R. v. Trinity Hospital
This case involved a pregnant mother who presented to Trinity Hospital shortly after midnight on January 1, 1995, with an elevated systolic blood pressure, edema and protein in her urine. The nurses as well as the physician, Dr. Everett A. White, failed to diagnose preeclampsia according to plaintiffs’ experts. At the time of her presentation to Trinity, the plaintiff’s mother was 37 weeks pregnant and in labor. She labored from approximately midnight on
January 1st until 12:45 p.m. when she had an eclamptic seizure. Her child, R., was delivered at 1:19 p.m. with very low APGARS and a cord blood gas indicating she suffered from hypoxia and ischemia. She remained depressed for approximately thirty-six more minutes due to the failure to adequately resuscitate her. As a result, R. sustained brain damage and is currently institutionalized.

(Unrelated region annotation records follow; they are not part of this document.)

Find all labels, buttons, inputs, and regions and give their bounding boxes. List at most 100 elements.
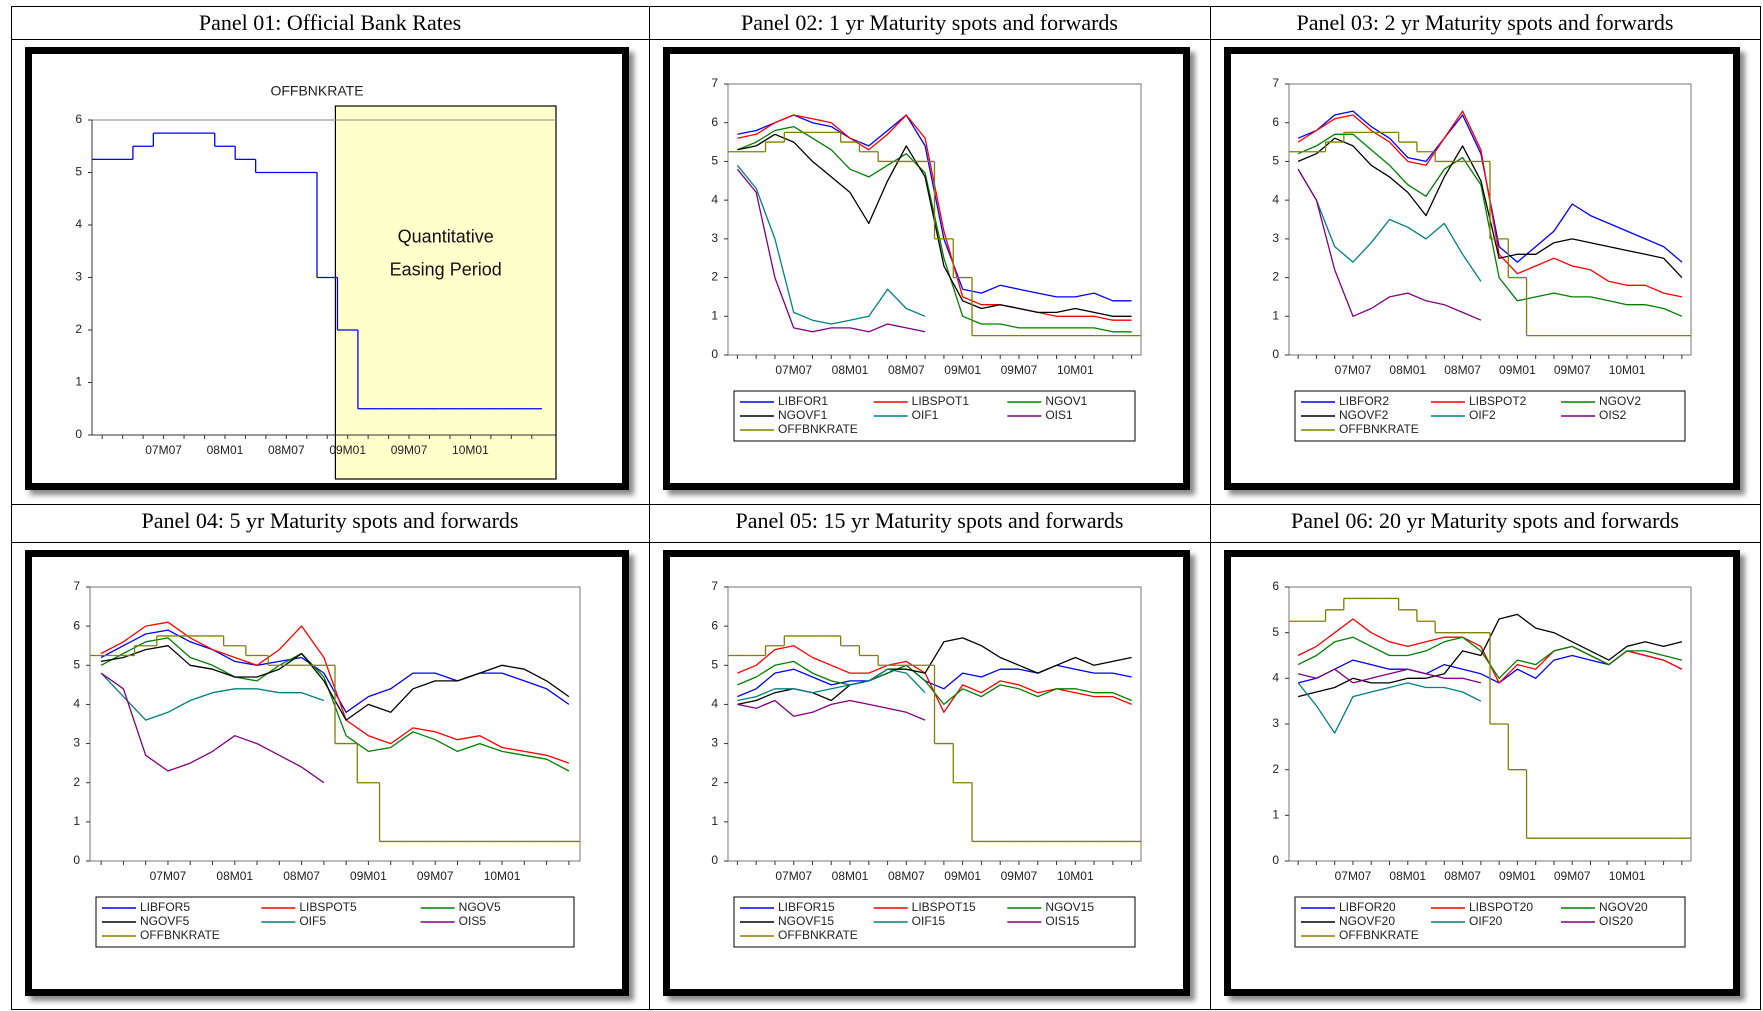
- series-line: [736, 164, 926, 325]
- x-tick-label: 10M01: [484, 869, 521, 883]
- x-tick-label: 09M07: [1554, 363, 1591, 377]
- x-tick-label: 10M01: [1609, 363, 1646, 377]
- x-tick-label: 08M01: [1389, 363, 1426, 377]
- y-tick-label: 2: [1272, 270, 1279, 284]
- y-tick-label: 6: [1272, 115, 1279, 129]
- x-tick-label: 07M07: [1335, 869, 1372, 883]
- y-tick-label: 5: [73, 657, 80, 671]
- table-rule: [11, 504, 1761, 505]
- x-tick-label: 09M07: [1001, 363, 1038, 377]
- legend-box: [1294, 896, 1686, 948]
- x-tick-label: 08M01: [207, 443, 244, 457]
- chart-frame: 0 1 2 3 4 5 6 07M07 08M01 08M07 09M01 09M07 10M01 LIB…: [1224, 550, 1740, 996]
- y-tick-label: 2: [73, 775, 80, 789]
- legend-label: OFFBNKRATE: [778, 928, 858, 942]
- y-tick-label: 7: [711, 579, 718, 593]
- x-tick-label: 09M01: [350, 869, 387, 883]
- series-line: [1297, 682, 1482, 734]
- legend-box: [733, 896, 1136, 948]
- legend-label: NGOVF20: [1339, 914, 1395, 928]
- legend-label: LIBFOR1: [778, 394, 828, 408]
- y-tick-label: 2: [1272, 762, 1279, 776]
- y-tick-label: 5: [75, 165, 82, 179]
- legend-label: NGOVF15: [778, 914, 834, 928]
- chart-frame: Quantitative Easing Period OFFBNKRATE 0 1 2 3 4…: [25, 47, 629, 490]
- chart-frame: 0 1 2 3 4 5 6 7 07M07 08M01 08M07 09M01 09M07 10M01 LI…: [663, 550, 1190, 996]
- legend-label: LIBSPOT1: [912, 394, 970, 408]
- shaded-period: [334, 105, 557, 480]
- y-tick-label: 7: [1272, 76, 1279, 90]
- legend-box: [95, 896, 575, 948]
- x-tick-label: 08M07: [1444, 363, 1481, 377]
- table-rule: [649, 6, 650, 1010]
- y-tick-label: 5: [711, 657, 718, 671]
- y-tick-label: 4: [1272, 671, 1279, 685]
- legend-box: [1294, 390, 1686, 442]
- chart-frame: 0 1 2 3 4 5 6 7 07M07 08M01 08M07 09M01 09M07 10M01 LI…: [1224, 47, 1740, 490]
- legend-label: NGOV1: [1045, 394, 1087, 408]
- x-tick-label: 08M01: [832, 869, 869, 883]
- panel-title: Panel 03: 2 yr Maturity spots and forwar…: [1296, 10, 1674, 35]
- y-tick-label: 2: [75, 322, 82, 336]
- panel-title: Panel 04: 5 yr Maturity spots and forwar…: [141, 508, 519, 533]
- y-tick-label: 6: [711, 618, 718, 632]
- legend-label: OIF15: [912, 914, 946, 928]
- y-tick-label: 4: [711, 192, 718, 206]
- y-tick-label: 4: [73, 697, 80, 711]
- legend-label: NGOV5: [459, 900, 501, 914]
- y-tick-label: 1: [75, 375, 82, 389]
- chart-frame: 0 1 2 3 4 5 6 7 07M07 08M01 08M07 09M01 09M07 10M01 LI…: [663, 47, 1190, 490]
- y-tick-label: 6: [711, 115, 718, 129]
- legend-label: OFFBNKRATE: [1339, 422, 1419, 436]
- legend-label: LIBFOR2: [1339, 394, 1389, 408]
- y-tick-label: 0: [711, 853, 718, 867]
- panel-title: Panel 06: 20 yr Maturity spots and forwa…: [1291, 508, 1679, 533]
- series-line: [1297, 668, 1482, 684]
- y-tick-label: 6: [73, 618, 80, 632]
- x-tick-label: 10M01: [1057, 869, 1094, 883]
- series-line: [737, 668, 926, 702]
- x-tick-label: 09M01: [1499, 869, 1536, 883]
- legend-label: OIS5: [459, 914, 487, 928]
- y-tick-label: 5: [711, 154, 718, 168]
- y-tick-label: 3: [711, 736, 718, 750]
- x-tick-label: 10M01: [1609, 869, 1646, 883]
- y-tick-label: 5: [1272, 625, 1279, 639]
- x-tick-label: 09M01: [329, 443, 366, 457]
- chart: Quantitative Easing Period OFFBNKRATE 0 1 2 3 4…: [75, 83, 557, 480]
- legend-label: LIBSPOT2: [1469, 394, 1527, 408]
- x-tick-label: 08M07: [283, 869, 320, 883]
- x-tick-label: 08M07: [888, 869, 925, 883]
- table-rule: [1760, 6, 1761, 1010]
- x-tick-label: 10M01: [452, 443, 489, 457]
- table-rule: [11, 1009, 1761, 1010]
- y-tick-label: 1: [711, 814, 718, 828]
- legend-label: LIBSPOT20: [1469, 900, 1533, 914]
- plot-frame: [727, 586, 1142, 862]
- series-line: [1297, 168, 1482, 321]
- series-line: [1297, 168, 1482, 282]
- legend-label: OIF2: [1469, 408, 1496, 422]
- x-tick-label: 08M07: [888, 363, 925, 377]
- table-rule: [1210, 6, 1211, 1010]
- y-tick-label: 3: [1272, 716, 1279, 730]
- legend-box: [733, 390, 1136, 442]
- legend-label: LIBSPOT5: [299, 900, 357, 914]
- y-tick-label: 1: [1272, 308, 1279, 322]
- chart: 0 1 2 3 4 5 6 7 07M07 08M01 08M07 09M01 09M07 10M01 LI…: [73, 579, 581, 948]
- x-tick-label: 09M01: [944, 363, 981, 377]
- legend-label: NGOVF2: [1339, 408, 1389, 422]
- legend-label: LIBFOR5: [140, 900, 190, 914]
- y-tick-label: 3: [1272, 231, 1279, 245]
- annotation: Quantitative: [398, 226, 494, 246]
- series-line: [737, 699, 926, 721]
- y-tick-label: 4: [711, 697, 718, 711]
- y-tick-label: 2: [711, 775, 718, 789]
- x-tick-label: 08M01: [832, 363, 869, 377]
- y-tick-label: 1: [711, 308, 718, 322]
- x-tick-label: 07M07: [1335, 363, 1372, 377]
- y-tick-label: 3: [711, 231, 718, 245]
- chart-title: OFFBNKRATE: [270, 83, 363, 99]
- panel-title: Panel 02: 1 yr Maturity spots and forwar…: [741, 10, 1118, 35]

The defendants denied that they were negligent, denied that R.’s mother was preeclamptic and instead have suggested she suffered a seizure as a result of an enterovirus which they claimed was found in the placenta. The defense alleged this enterovirus attacks newborns and, in fact, was responsible for aseptic meningitis evidenced by elevated white blood cell count in the cerebral spinal fluid of R. as well as abnormalities in the placenta. It was the defendants’ position that this enterovirus was the sole proximate cause of R.’s problem and was untreatable.